James K.A. Smith at Image:
And how do you teach a body? Through embodiment. This is why the formation of the imagination is fundamentally incarnate. The way to the imagination is through the body, which is why embodied, material media captivate and shape it. Philosopher Charles Taylor talks about what he calls our collective “social imaginary”: “the way ordinary people ‘imagine’ their social surroundings” before they ever think about it, the way we perceive others and our collective life in an instant. Our “take” on others. Importantly, Taylor points out that our social imaginary is “not expressed in theoretical terms, but is carried in images, stories, and legends.” In other words, the social imaginary is shaped by the ways artists show us the world: our storytellers, image-makers, and performers of all kinds enact a story about who we are.
This, of course, is also where we go wrong. Our imaginations are susceptible to malformation depending on what images we feed them, what stories they soak up. It’s the imagination—well- or malformed—that determines what I see before I look. . . .
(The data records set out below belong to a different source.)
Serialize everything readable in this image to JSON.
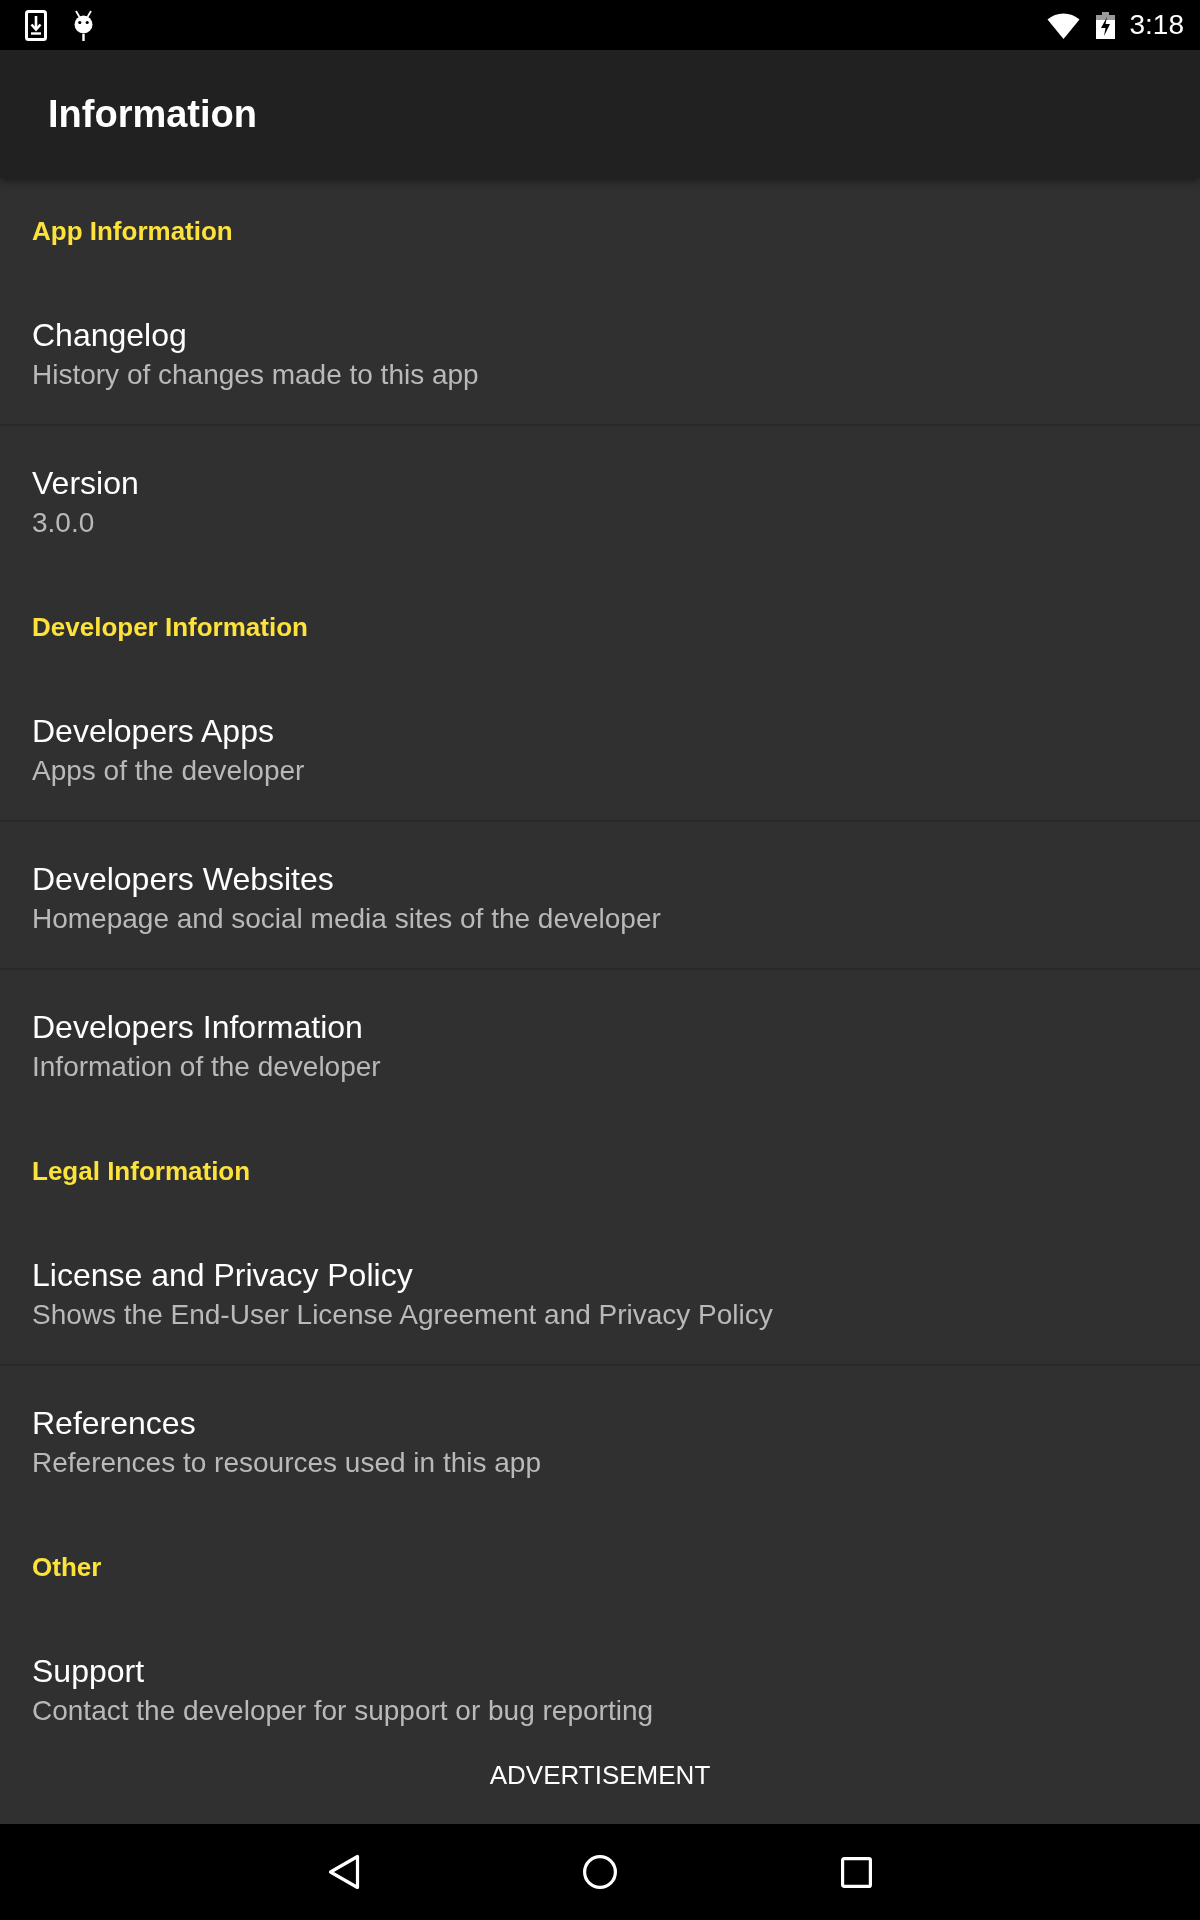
{
  "status_bar": {
    "time": "3:18"
  },
  "app_bar": {
    "title": "Information"
  },
  "sections": [
    {
      "title": "App Information",
      "items": [
        {
          "title": "Changelog",
          "summary": "History of changes made to this app"
        },
        {
          "title": "Version",
          "summary": "3.0.0"
        }
      ]
    },
    {
      "title": "Developer Information",
      "items": [
        {
          "title": "Developers Apps",
          "summary": "Apps of the developer"
        },
        {
          "title": "Developers Websites",
          "summary": "Homepage and social media sites of the developer"
        },
        {
          "title": "Developers Information",
          "summary": "Information of the developer"
        }
      ]
    },
    {
      "title": "Legal Information",
      "items": [
        {
          "title": "License and Privacy Policy",
          "summary": "Shows the End-User License Agreement and Privacy Policy"
        },
        {
          "title": "References",
          "summary": "References to resources used in this app"
        }
      ]
    },
    {
      "title": "Other",
      "items": [
        {
          "title": "Support",
          "summary": "Contact the developer for support or bug reporting"
        }
      ]
    }
  ],
  "advertisement": {
    "label": "ADVERTISEMENT"
  }
}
To change our world means telling a different story, inhabiting a different story, transforming my habits of perception to change what I see before I even look. “But this story,” Stevenson concluded, “requires a different symbolic landscape.” Arguments made in a courtroom are important; they might change minds and laws. But it is this sculpture, this memorial, that seeps down to the imagination. The soul that descends into this work of art can never see the world the same way again.